Here’s where you can go to meet and beat the crows in 2026.
America’s most-visited national parks weren’t exactly surprising. Tennessee and North Carolina’s Great Smoky Mountains National Park topped the list—as it has for decades—with more than 11 million visits. That’s down by nearly 600,000 visitations from 2024.
The Smokies were followed by Zion, Yellowstone, the Grand Canyon, and Yosemite, four other parks that are almost always in the top 10.
Perhaps more enticing is a vast, open park void of other people. If you’re looking to escape the crowds in 2026, these five parks might be a good place to start.
Perhaps unsurprisingly, four of the five least-visited parks in the U.S. are in Alaska. Topping that list was Kobuk Valley National Park, sitting 25 miles north of the Arctic Circle in northwestern Alaska. Kobuk saw just 7,786 visits in 2025, a dramatic drop from its already scant 2024 visitation (17,233).
Gates of the Arctic National Park and Preserve saw the next fewest visitors (14,923), followed by Lake Clark National Park and Preserve (19,778).
The fourth least-visited national park in 2025, and the least-visited in the Lower 48, was Michigan’s Isle Royale National Park. The park, which logged 29,091 visits last year, sits on a remote cluster of islands in Lake Superior near the Canadian border, so visitors can only get there by ferry or seaplane.
After Isle Royale, Katmai National Park and Preserve, a peninsula park in southern Alaska renowned for its massive brown bears and thriving salmon runs, saw 34,479 visits in 2025.

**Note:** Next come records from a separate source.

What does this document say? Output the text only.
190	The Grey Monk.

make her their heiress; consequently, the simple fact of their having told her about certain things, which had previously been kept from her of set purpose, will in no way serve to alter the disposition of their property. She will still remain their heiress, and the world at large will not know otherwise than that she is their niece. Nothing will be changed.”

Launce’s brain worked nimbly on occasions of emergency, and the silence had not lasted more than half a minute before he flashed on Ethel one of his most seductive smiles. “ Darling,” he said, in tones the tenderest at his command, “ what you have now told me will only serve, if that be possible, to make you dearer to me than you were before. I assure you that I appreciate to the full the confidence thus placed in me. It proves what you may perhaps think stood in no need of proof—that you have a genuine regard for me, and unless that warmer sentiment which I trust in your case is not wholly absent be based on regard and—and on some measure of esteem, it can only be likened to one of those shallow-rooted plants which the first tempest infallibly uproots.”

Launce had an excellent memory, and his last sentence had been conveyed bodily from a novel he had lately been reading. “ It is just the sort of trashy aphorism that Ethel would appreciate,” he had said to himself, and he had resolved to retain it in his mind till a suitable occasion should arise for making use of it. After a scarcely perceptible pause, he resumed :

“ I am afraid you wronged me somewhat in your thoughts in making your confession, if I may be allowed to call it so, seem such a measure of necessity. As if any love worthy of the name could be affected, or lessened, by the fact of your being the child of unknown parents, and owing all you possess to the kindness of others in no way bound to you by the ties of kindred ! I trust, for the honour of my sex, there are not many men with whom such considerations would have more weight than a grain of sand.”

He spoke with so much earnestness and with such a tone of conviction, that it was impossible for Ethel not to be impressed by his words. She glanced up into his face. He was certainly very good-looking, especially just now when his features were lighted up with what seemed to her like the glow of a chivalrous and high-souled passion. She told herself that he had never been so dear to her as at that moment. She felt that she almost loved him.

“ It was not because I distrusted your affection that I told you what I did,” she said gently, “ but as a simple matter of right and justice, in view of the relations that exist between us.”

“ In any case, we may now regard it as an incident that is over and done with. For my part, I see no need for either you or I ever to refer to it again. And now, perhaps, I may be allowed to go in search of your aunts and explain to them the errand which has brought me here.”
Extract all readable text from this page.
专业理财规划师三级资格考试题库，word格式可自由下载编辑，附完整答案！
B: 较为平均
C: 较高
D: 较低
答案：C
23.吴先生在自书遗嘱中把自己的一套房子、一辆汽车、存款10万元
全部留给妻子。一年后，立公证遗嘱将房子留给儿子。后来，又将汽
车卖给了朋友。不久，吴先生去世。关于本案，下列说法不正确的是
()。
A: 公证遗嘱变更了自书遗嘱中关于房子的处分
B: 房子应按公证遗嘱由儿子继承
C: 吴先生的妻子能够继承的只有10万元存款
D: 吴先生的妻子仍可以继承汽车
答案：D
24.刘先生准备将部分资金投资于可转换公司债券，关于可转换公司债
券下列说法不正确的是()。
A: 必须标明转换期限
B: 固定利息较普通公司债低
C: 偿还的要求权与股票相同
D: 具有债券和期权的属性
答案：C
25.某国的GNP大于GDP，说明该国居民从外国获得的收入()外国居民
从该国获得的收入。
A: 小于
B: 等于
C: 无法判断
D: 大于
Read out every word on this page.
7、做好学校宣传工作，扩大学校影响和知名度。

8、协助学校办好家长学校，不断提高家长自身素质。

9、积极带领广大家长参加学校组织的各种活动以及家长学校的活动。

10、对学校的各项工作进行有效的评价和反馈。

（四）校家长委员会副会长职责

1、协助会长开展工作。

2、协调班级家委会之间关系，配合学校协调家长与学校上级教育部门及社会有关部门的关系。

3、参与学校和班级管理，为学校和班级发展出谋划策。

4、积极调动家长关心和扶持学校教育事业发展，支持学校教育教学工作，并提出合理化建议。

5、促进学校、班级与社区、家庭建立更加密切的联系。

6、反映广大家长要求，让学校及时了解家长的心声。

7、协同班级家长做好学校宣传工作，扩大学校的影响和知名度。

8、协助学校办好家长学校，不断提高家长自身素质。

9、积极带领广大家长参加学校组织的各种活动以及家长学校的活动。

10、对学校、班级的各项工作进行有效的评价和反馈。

Another one of the least-visited national parks might surprise you—the North Cascades. This glacier-filled park, less than three hours from Seattle, drew only 46,925 visitors in 2025. Meanwhile, Olympic National Park, just a few hours away, was one of the most crowded parks in the country, with more than 3.5 million visitors.
Only two other national parks saw fewer than 100,000 visitors in 2025: the National Park of American Samoa (sixth with 43,258 visits) and Florida’s Dry Tortugas National Park (eighth with 89,355 visits).
American Samoa offers remote South Pacific coral reefs and volcanic ridges, while Dry Tortugas, accessible only by boat or seaplane, features vibrant marine life and a massive 19th-century coastal fortress, around 70 miles off the coast of Key West. If you’re looking for a crowd-free park experience in 2026, these hidden gems are worth checking out.
The complete 2025 visitation data is available on the NPS website.